Forecasting oil prices is an intricate, complex and notoriously difficult task. With so many interlinked factors involved, the slightest changes can render a forecast completely inaccurate almost immediately. BU's Professor George Filis is working on a tool that uses a wider range of factors when forecasting oil prices. He's hopeful that it will be able to offer increased accuracy to businesses, organisations and governments who rely on getting predictions right.
There are many reasons why oil prices fluctuate. Principally, fluctuations are caused by changes to supply and demand, but there are other factors – often interconnected – that can play their part. These can include severe weather events, interruptions to supply – perhaps through a workers’ strike – or decisions by inter-governmental organisation OPEC. Geopolitics can also trigger fluctuations, from fears over a potential escalation of conflict in the Middle East, to election results in the US affecting prices.
Having so many variants makes forecasting oil prices an extremely tricky task. This is made harder by the fact that people forecast oil prices for different reasons. George Filis, Professor of Financial Economics at BU, explains: “Over the last 10-15 years or so, the oil market has become financialised. Market participants are not just those who need oil for their line of business – for example airline companies – but also policymakers looking at economic impact and investors, hedge funds in particular. The oil market does not operate in isolation from the stock market or FOREX market. They are interlinked.”
Joining the dots
Professor Filis and his team have undertaken research to show that this level of interconnectedness should be represented in the tools used to assess oil price volatility.
“We say that there should be information channels from the financial markets that can be transmuted to the oil market, which could make forecasting of oil price volatility more accurate. Practitioners so far have not used that interconnectedness between the oil market and financial market when it comes to forecasting.”
The initial research was conducted under a project called Enefor, funded by the EU’s Horizon 2020 research and innovation programme under the Marie Sklodowska-Curie grant agreement.

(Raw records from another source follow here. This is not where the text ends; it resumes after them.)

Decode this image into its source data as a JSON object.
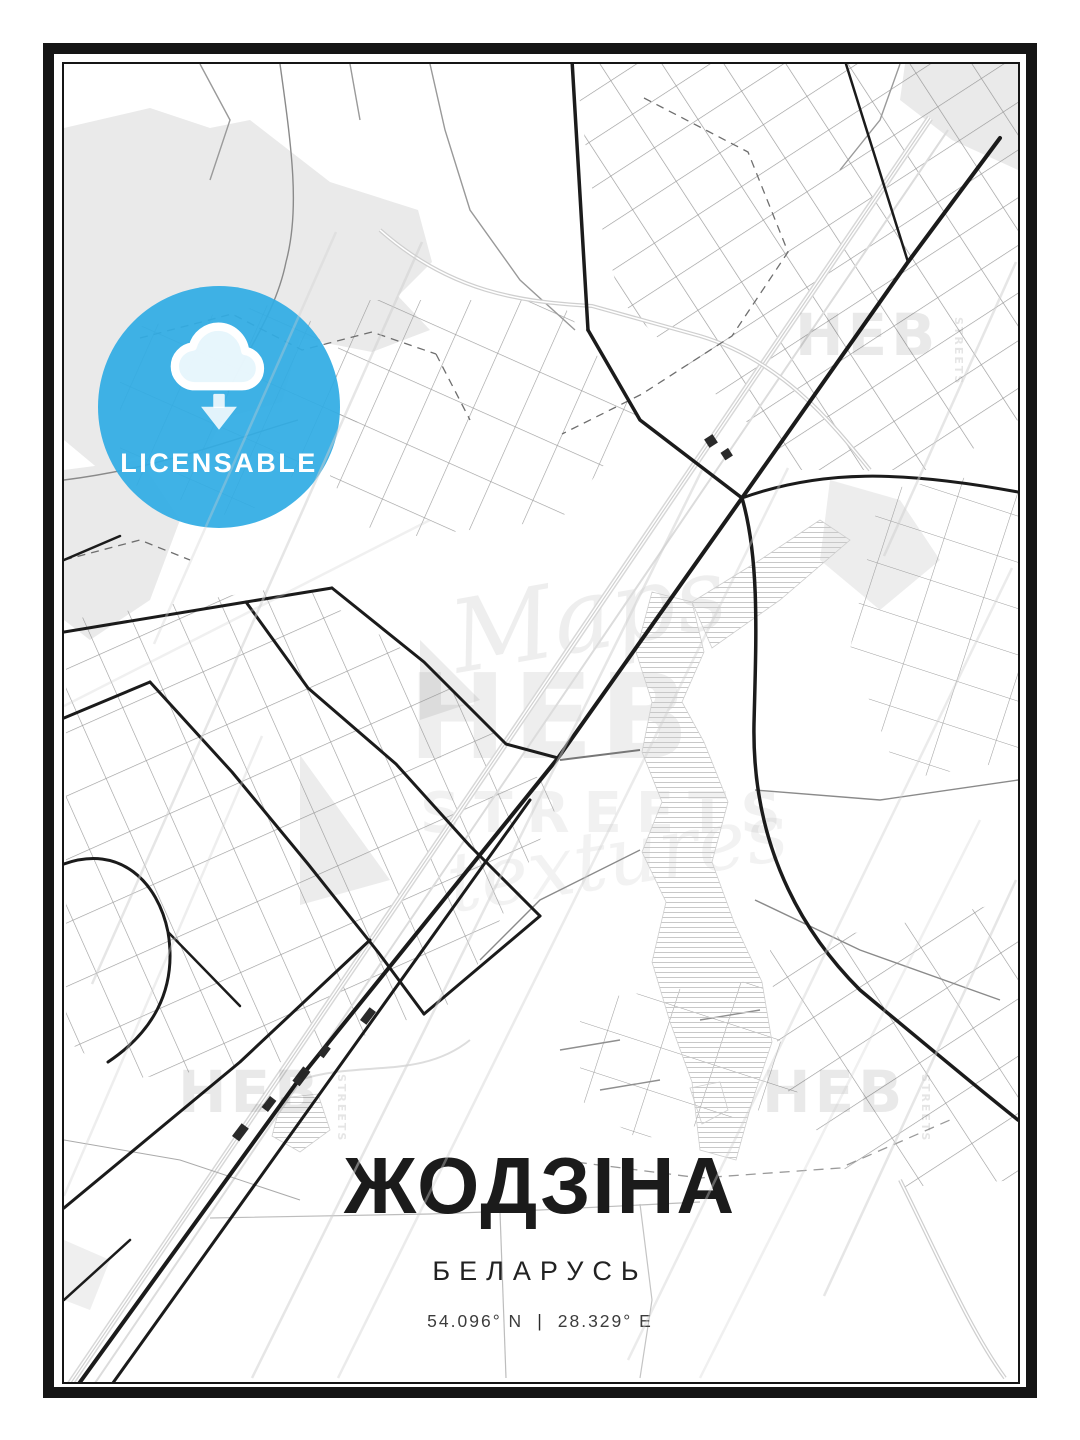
{
  "poster": {
    "badge": {
      "label": "LICENSABLE",
      "color": "#2eace4",
      "icon": "cloud-download"
    },
    "title": "ЖОДЗІНА",
    "subtitle": "БЕЛАРУСЬ",
    "coordinates": {
      "lat": "54.096° N",
      "separator": "|",
      "lon": "28.329° E"
    },
    "watermarks": {
      "script_top": "Maps",
      "brand": "HEB",
      "streets": "STREETS",
      "script_bottom": "textures",
      "corner_brand": "HEB",
      "corner_side": "STREETS"
    },
    "map": {
      "road_color": "#1b1b1b",
      "street_color": "#8a8a8a",
      "landuse_color": "#eaeaea",
      "water_hatch_color": "#c8c8c8",
      "railway_color": "#d8d8d8"
    }
  }
}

Building on the success of that project, Professor Filis and his team at BU are now engaged in a further project, Foroil, again funded by the EU’s Horizon 2020 programme. This project focuses on the end user.
Tailored to needs
“People forecast oil price volatility for different purposes,” continues Professor Filis.
“A trader will want to forecast volatility at a short run, and actually trade on that volatility or prediction. A policymaker however, will want a long-term forecast – up to two years – in order to make policy recommendations around inflation, production output, or economic growth.”
Professor Filis hopes that his work will make it easier to take into account the different purposes oil forecasts will be used for, with the result that all those who need accurate predictions will be able to place greater trust in the outcomes suggested by the data.
Professor George Filis
Professor of Financial Economics
Evaluating forecasts based on which has the greatest or lowest number of prediction errors is not enough. You need to evaluate each volatility forecast based on its use.
The Foroil project aims to answer this need. The team is working on the foundations for a framework that will consider a range of volatility measures and models and will allow market users – be they traders, industrialists or policymakers – to choose the most appropriate volatility measure combined with the best forecasting model for them.
Overall, Professor Filis describes the findings so far as promising. The team are currently focusing on the needs of policymakers and running tests on the financial robustness of the model. While it will be some time before any such model is adopted and the project has yet to run its course, the team are already in discussions with policy makers.